1人抄読部 兼 読書部

生命科学系の論文のサマリーを読んでいきます。また時々趣味の読書の感想も書いていきます。

Widespread intronic polyadenylation inactivates tumoursuppressor genes in leukaemia.

Widespread intronic polyadenylation inactivates tumoursuppressor genes in leukaemia.

 2018 Sep;561(7721):127-131. doi: 10.1038/s41586-018-0465-8. Epub 2018 Aug 27.

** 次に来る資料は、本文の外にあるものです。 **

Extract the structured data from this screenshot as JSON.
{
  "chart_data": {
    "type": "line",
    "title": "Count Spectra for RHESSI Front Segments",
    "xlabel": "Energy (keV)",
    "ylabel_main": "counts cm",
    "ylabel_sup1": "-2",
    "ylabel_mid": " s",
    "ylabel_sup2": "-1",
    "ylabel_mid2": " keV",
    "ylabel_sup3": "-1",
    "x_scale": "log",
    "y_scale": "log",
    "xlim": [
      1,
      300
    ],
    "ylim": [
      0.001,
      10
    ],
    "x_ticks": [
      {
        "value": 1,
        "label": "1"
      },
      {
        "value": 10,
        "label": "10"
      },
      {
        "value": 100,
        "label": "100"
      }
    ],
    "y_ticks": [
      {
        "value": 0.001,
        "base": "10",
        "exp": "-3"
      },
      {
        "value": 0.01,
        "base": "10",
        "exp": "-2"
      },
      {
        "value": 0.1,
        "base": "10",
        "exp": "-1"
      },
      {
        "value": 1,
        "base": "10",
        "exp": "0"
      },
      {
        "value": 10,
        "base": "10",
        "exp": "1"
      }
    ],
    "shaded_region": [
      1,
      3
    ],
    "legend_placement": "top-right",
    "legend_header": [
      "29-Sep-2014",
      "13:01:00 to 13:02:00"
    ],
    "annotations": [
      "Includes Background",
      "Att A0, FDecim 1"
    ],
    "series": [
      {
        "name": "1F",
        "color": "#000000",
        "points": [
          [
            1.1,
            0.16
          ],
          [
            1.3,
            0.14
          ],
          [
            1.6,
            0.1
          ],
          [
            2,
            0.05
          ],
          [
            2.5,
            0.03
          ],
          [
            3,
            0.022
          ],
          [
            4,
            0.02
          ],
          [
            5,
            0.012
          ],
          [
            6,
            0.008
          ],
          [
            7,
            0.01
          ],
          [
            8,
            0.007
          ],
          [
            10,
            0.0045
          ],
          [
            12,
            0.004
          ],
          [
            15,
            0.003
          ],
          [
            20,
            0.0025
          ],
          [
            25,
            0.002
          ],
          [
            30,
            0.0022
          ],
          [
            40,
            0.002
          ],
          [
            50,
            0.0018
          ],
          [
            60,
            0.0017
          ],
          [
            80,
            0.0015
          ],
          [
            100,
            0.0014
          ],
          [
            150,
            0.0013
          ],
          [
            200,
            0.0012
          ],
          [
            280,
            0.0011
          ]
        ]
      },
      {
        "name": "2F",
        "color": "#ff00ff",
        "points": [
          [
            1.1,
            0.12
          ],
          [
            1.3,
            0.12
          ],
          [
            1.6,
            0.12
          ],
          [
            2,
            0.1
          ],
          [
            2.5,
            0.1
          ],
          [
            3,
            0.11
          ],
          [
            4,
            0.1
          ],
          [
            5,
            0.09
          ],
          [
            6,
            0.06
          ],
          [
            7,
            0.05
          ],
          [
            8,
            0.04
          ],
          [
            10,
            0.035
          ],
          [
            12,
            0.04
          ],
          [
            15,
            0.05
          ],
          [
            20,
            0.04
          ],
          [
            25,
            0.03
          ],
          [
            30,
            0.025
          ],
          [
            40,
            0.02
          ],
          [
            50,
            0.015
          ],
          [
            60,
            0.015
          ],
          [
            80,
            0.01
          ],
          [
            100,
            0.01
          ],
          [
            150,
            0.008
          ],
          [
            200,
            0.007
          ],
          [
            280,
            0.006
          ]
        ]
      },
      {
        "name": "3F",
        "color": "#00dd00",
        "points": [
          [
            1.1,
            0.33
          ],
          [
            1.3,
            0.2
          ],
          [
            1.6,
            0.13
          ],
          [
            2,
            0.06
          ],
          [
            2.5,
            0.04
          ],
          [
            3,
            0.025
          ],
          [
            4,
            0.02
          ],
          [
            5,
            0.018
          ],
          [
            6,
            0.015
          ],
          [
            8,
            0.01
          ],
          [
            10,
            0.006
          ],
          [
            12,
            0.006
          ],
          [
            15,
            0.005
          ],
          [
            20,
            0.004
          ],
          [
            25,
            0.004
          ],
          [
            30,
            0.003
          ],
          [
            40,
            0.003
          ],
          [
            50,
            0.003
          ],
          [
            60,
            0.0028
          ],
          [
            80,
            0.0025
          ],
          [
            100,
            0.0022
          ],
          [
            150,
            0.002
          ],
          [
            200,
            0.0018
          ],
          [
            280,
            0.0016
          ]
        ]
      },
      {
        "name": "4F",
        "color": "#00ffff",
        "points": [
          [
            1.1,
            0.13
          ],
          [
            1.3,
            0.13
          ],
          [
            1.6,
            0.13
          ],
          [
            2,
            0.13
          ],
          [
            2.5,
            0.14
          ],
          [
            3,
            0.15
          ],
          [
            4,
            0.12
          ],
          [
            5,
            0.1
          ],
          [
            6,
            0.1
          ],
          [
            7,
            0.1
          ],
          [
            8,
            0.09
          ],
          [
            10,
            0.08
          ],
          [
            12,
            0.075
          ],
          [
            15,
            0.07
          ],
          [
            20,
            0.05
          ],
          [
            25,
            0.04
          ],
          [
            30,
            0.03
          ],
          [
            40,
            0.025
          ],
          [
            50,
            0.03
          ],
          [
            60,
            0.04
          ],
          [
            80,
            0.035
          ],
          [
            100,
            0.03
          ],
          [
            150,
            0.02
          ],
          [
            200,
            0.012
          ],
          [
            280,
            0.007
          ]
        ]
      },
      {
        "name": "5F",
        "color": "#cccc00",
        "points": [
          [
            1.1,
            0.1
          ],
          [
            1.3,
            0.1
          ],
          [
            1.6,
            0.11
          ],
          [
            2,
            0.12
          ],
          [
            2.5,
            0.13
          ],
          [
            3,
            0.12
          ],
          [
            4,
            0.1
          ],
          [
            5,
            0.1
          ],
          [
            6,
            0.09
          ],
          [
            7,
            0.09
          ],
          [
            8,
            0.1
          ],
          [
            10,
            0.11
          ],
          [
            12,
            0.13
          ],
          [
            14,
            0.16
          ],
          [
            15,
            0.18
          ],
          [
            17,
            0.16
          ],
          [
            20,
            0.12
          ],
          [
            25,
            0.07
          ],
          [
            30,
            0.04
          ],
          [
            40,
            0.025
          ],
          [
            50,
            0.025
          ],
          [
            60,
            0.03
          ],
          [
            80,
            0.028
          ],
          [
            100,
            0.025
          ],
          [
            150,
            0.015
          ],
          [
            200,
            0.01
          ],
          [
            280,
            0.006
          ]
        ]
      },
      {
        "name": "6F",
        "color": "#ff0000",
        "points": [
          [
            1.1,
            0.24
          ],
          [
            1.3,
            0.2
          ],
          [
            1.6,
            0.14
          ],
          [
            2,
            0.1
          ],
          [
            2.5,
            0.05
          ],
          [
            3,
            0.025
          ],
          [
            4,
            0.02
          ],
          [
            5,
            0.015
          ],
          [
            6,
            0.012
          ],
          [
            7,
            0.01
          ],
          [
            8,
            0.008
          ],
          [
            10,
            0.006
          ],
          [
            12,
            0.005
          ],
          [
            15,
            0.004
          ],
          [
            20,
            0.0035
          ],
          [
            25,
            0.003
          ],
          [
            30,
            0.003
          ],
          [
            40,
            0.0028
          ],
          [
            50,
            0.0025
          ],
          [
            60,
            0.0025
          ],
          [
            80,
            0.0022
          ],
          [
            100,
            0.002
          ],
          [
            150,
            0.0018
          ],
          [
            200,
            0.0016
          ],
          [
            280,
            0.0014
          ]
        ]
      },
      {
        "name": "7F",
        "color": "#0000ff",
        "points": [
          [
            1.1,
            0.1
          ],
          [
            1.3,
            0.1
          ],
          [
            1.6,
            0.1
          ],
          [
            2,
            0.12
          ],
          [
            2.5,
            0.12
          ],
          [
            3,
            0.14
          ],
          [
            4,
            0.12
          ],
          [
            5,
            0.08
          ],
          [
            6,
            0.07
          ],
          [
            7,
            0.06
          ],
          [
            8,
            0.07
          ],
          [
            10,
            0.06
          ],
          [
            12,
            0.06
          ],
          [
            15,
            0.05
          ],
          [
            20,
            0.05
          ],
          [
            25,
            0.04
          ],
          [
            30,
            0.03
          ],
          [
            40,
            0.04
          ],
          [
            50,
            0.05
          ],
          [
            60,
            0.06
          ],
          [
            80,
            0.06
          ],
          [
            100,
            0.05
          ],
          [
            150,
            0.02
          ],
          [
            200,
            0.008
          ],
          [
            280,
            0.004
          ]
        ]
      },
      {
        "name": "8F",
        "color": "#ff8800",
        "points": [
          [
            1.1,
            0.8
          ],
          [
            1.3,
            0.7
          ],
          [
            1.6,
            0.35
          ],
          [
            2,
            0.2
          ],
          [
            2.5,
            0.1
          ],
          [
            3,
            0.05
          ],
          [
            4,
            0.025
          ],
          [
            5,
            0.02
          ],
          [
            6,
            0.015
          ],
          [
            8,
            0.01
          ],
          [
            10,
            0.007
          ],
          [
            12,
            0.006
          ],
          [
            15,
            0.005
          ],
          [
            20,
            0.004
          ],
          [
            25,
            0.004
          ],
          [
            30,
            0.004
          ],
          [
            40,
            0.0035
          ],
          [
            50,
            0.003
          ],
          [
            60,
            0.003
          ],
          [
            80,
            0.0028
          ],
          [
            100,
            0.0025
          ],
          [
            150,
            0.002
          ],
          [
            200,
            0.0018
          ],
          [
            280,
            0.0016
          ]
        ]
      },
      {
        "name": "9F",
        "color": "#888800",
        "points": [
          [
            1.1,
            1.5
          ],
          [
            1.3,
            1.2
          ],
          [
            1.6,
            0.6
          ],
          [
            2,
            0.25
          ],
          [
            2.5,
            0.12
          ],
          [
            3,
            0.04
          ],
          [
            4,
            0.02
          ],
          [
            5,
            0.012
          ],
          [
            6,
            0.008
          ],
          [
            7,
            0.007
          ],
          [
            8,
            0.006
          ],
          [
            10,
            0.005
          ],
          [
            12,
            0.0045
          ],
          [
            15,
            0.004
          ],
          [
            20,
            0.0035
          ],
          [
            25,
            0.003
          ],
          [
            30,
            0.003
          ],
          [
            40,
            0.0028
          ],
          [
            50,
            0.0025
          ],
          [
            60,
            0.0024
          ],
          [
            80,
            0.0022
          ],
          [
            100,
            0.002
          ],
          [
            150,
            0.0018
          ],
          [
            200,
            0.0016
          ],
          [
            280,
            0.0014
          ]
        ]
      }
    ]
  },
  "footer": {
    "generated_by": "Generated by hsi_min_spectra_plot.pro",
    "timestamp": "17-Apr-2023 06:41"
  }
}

Widespread intronic polyadenylation inactivates tumoursuppressor genes in leukaemia.

 
DNA変異は、がんの誘発因子であることが知られている。私たちは今回、がんにおいて制限されているmRNAイベントが遺伝子変化を機能的に模倣できるのかといったことを調べた。RNAシークエンスまたは3'末端シークエンス技術を正常なB細胞と59人のCLL患者の悪性B細胞において適応した。Primary CLL細胞において、通常より短縮されたmRNAやタンパク質の広汎な制限が遺伝的変化によってではなくイントロンポリアデニル化によって起きていることを私たちは発見した。イントロンポリアデニル化によって短縮されたmRNAは頻繁に発生しており、また、がん抑制機能を持った遺伝子の影響を主に与えていることが分かった。イントロンポリアデニル化によっておきた短縮タンパク質はしばしば、DICERやFOXN3といったフルレングスの責任タンパク質が持っているようながん抑制機能が欠損していることが多い。また、CARD11, MGAやCHST11など発がん的機能を示すものも見られた。CLLにおいては、異常なmRNAプロセッシングによるがん抑制遺伝子の不活性化の方が、遺伝的事象によってがん抑制機能が失われることよりも、より頻繁に起きていたのである。さらに、私たちは今回、白血病においてはイントロンポリアデニル化によって、及び固形腫瘍においてはDNA変異によって、不活性化されたがん抑制遺伝子の新しい候補を同定した。これらの遺伝子は、全体的突然変異率はよく知られているがん抑制遺伝子と比較して低く、悪性腫瘍領域での研究はまだ不十分である。DNAレベルでは沈黙しているmRNAイベントは、がん抑制遺伝子の不活性化を通し癌の病因に広く寄与しており、がん診断において遺伝子分析を超えた研究が必要があることを私たちの発見は示している。